Gabriel begab sich selbst auf die Erde – ein bisschen Abwechslung konnte nicht schaden – und fand die beiden Engel friedlich schlafend, Hand in Hand und in denselben Traum versunken.

Sie träumten davon, wie schön es wäre, nebeneinander zu liegen, sich an den Händen zu halten und dabei etwas zu spüren. Als Engel spürt man nämlich nichts, da besteht man ausschließlich aus Geist.

Gabriel trat also in den Traum der beiden und sagte mit würdevoller Häme: „So, so. Ihr zwei Schlaule glaubt also, ihr könntet dem Himmel entgehen? Niemand entgeht seinem Himmel, schon gar nicht so zwei Danebeninkarnierte wie ihr. Jetzt träumt mal eben zügig, dass ihr aufwacht, und keine Zicken, ihr seid umstellt. Ich hab acht Leute vom EEK auf dem Gelände und brauch bloß mit dem Finger zu schnippen, dann seid ihr ruckzuck wieder Amöbenunterschicht und träumt von einem Leben als Wurm. Hab ich mich klar ausgedrückt?“

Das mit dem Englischen-Einsatz-Kommando war ein glatter Bluff. Gabriel liebte starke Sprüche, seit er seine Ferien regelmäßig in der katholischen Filmzensur verbrachte und Bruce Willis kannte. Am liebsten hätte er die Tür eingetreten und geschrien: „Hände auf den Tisch! Beine breit! Und denkt nicht mal an das geringste Runzeln einer Falte, sonst puste ich Euch in alle sieben Windrichtungen!“ Aber Träume haben keine Türen, Dean und Voula lagen auf einer Wiese, da war weit und breit kein Tisch, er hatte nichts zum Pusten, und dies war auch keine Verhaftung, sondern nur das Überbringen einer Botschaft. Und dann gab es auf Erden auch nur vier Windrichtungen. Keine sieben. Also blies er die Action halt ein wenig auf, indem er Amöben und EEK und solche Sachen sagte.
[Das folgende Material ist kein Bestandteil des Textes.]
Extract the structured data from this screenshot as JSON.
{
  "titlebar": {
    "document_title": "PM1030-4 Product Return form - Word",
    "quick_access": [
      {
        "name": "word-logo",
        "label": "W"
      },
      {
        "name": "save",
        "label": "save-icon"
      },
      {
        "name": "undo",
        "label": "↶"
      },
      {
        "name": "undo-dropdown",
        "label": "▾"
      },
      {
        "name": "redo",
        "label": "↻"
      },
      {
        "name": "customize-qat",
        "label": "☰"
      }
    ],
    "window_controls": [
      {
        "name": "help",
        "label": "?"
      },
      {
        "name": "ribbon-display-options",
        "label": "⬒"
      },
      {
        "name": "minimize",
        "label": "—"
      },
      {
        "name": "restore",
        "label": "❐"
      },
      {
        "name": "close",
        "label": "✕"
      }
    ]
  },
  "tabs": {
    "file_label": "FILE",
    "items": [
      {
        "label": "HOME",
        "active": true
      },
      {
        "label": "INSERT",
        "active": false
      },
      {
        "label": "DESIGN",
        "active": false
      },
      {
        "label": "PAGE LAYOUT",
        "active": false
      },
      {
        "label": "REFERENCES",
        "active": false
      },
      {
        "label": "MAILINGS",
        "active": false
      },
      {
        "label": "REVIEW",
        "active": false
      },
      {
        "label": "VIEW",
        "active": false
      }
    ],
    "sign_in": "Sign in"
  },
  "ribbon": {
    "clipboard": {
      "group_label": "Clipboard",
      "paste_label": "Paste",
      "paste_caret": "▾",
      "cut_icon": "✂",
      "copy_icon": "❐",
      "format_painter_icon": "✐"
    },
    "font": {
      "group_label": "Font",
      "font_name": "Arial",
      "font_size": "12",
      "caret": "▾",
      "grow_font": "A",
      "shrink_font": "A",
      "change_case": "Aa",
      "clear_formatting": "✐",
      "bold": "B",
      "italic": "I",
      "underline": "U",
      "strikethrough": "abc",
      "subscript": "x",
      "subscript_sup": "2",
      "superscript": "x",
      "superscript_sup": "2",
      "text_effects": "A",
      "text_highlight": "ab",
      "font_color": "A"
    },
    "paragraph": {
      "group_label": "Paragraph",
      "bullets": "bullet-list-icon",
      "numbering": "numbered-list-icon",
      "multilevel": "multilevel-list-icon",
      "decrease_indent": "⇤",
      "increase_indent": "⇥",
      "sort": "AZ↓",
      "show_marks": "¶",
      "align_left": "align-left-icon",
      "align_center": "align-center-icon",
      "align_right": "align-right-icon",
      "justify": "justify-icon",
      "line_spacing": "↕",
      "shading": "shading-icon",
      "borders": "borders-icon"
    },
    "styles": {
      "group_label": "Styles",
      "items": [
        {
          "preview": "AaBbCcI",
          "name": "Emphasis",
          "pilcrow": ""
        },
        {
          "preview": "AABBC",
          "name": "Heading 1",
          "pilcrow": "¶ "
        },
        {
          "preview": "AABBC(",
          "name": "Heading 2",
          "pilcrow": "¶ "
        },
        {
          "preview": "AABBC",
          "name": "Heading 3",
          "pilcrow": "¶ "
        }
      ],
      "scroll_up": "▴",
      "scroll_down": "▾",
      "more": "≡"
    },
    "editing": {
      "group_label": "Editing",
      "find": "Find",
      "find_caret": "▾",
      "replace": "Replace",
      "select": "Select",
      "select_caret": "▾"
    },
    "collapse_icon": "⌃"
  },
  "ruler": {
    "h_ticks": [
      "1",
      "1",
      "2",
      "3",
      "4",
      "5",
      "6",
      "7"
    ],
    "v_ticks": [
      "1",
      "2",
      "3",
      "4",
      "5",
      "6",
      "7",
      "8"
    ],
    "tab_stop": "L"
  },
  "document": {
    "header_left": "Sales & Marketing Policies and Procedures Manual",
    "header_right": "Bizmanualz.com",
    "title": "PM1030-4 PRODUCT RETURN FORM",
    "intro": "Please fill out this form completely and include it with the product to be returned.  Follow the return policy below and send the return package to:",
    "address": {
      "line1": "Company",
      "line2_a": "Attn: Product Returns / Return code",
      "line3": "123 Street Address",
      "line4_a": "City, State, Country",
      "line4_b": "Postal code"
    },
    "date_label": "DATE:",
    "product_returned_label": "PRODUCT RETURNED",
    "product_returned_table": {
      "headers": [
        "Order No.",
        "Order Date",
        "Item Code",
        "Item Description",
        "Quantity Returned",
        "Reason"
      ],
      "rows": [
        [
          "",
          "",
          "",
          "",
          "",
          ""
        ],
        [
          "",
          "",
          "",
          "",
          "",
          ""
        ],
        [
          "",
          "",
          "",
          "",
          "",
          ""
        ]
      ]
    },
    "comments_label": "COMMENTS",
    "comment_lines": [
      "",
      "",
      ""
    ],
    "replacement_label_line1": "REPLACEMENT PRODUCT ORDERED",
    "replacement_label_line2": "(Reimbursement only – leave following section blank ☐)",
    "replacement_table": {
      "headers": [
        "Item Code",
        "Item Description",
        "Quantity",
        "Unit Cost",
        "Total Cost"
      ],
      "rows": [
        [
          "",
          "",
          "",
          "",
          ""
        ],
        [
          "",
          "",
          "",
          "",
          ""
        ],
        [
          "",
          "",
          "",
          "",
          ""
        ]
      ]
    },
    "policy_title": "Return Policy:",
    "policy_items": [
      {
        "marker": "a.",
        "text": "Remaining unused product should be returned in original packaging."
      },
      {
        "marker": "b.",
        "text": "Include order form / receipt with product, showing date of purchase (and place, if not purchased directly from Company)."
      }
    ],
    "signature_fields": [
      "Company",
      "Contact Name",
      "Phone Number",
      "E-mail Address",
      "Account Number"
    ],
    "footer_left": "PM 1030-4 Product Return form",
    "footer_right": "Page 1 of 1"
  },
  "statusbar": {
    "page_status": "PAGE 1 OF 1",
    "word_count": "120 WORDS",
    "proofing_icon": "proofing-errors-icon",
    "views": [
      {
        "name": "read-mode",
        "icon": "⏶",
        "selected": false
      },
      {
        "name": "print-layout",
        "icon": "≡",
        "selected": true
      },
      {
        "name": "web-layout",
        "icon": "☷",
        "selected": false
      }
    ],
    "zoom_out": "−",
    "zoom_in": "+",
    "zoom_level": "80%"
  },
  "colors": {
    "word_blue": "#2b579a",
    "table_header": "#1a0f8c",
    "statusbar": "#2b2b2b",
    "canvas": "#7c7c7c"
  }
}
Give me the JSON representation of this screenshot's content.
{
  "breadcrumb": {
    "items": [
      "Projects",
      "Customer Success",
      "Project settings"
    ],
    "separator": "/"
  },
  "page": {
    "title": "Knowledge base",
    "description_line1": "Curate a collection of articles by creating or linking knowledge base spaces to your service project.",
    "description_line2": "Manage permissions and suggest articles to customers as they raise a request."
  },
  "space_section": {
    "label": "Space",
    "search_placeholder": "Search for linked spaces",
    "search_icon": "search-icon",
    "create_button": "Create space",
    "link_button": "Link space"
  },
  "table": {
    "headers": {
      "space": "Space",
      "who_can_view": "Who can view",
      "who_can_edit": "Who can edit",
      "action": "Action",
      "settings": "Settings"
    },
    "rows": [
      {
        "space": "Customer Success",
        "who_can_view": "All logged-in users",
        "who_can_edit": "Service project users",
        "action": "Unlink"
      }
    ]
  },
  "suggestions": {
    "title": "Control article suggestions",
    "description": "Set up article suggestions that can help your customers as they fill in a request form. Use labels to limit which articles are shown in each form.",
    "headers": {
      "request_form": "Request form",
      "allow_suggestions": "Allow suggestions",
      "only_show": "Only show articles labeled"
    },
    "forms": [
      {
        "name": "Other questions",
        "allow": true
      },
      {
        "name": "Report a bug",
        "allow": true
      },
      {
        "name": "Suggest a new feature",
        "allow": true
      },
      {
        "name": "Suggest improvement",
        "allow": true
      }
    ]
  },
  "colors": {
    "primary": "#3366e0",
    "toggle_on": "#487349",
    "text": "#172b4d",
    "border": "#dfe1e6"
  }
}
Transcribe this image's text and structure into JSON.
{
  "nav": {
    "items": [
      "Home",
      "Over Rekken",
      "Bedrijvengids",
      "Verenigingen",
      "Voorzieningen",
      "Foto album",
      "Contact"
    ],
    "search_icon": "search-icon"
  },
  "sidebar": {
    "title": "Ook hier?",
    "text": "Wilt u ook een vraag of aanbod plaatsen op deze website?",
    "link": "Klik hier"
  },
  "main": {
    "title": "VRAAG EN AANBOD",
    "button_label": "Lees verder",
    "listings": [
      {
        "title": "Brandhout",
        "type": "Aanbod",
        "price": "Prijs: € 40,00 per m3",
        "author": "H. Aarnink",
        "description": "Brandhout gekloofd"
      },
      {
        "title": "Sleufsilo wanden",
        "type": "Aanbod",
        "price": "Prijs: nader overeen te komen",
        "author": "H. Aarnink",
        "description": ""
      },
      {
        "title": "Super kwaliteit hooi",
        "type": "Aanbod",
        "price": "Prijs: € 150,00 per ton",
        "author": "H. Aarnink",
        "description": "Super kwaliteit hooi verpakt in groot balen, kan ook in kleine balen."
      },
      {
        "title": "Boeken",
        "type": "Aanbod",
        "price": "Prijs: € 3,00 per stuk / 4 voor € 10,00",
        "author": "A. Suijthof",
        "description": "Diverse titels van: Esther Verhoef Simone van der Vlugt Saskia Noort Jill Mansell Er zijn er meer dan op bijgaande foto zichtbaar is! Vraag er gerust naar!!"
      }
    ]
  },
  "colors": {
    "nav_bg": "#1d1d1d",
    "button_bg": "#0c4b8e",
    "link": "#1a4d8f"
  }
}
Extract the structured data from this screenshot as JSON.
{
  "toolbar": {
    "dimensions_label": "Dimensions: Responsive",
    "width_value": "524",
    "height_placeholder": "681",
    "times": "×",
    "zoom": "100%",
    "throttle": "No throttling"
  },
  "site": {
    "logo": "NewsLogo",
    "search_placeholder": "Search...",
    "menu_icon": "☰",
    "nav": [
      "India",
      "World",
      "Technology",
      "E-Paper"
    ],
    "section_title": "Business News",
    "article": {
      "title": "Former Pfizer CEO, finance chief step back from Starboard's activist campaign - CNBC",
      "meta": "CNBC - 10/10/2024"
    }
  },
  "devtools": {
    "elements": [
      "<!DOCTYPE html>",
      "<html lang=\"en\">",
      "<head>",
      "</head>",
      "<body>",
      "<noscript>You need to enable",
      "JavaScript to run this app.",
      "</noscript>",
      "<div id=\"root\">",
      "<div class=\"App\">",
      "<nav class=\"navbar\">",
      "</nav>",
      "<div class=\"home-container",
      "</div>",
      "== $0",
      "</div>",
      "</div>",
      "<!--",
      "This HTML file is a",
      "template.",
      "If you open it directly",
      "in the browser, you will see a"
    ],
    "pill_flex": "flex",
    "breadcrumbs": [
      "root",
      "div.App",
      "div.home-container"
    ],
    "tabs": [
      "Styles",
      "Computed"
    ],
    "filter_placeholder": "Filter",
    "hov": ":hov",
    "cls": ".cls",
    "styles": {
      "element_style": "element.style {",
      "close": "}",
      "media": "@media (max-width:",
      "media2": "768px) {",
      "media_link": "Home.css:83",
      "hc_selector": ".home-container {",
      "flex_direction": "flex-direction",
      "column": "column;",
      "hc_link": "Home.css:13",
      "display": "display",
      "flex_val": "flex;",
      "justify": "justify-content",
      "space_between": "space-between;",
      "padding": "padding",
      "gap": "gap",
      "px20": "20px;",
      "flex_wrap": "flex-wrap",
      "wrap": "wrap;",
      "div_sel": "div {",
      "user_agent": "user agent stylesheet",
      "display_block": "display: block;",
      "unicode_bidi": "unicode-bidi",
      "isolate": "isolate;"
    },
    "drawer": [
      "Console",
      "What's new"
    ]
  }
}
Voula erwachte sofort, aber Dean widersprach automatisch im Traum. „Was soll der Scheiß mit Inkarnation? Ich dachte, wir sind Christen, und Inkarnation ist eher was für Anthros und Leute, die auf Nagelbrettern schlafen?“

„Klappe halten“, bellte Gabriel zurück, „wach auf, oder du glibberst.“

Dean tat, wie ihm geheißen. „Ach, du bist das“, sagte er mürrisch, als er Gabriel erkannte, und ließ Voulas mittlerweile schweißnasse Hand los.

„Ja, ich bin’s“, sagte Gabriel ein wenig freundlicher, denn er erinnerte sich an eine ganz ähnliche Szene, noch gar nicht lange her, da hatte er Adam und Eva aus dem Paradies werfen müssen. Die Erinnerung daran tat ihm heute noch weh, aber PAULA, die zu der Zeit noch JEHOVA hieß, war nicht davon abzubringen gewesen, weil SIE/ER/ES einen IHRER/SEINER/SEINER rachsüchtigen Tage hatte.

„Also höret PAULAS Anordnung: Ihr bleibt auf der Erde. Ihr werdet Menschen. Ihr werdet Euch lieben und zusammenbleiben“, sagte er mit Trauer in der Stimme. „Tut mir leid, keine bessere Nachricht zu bringen.“

Voula und Dean strahlten sich an.

„Mensch“, jubelte Dean, „das ist ja ... ich weiß gar nicht, was ich sagen soll. Danke! Wo ist der Haken?“ Seine Mundwinkel schoben die Ohren nach hinten, so dass sie fast zusammenstießen.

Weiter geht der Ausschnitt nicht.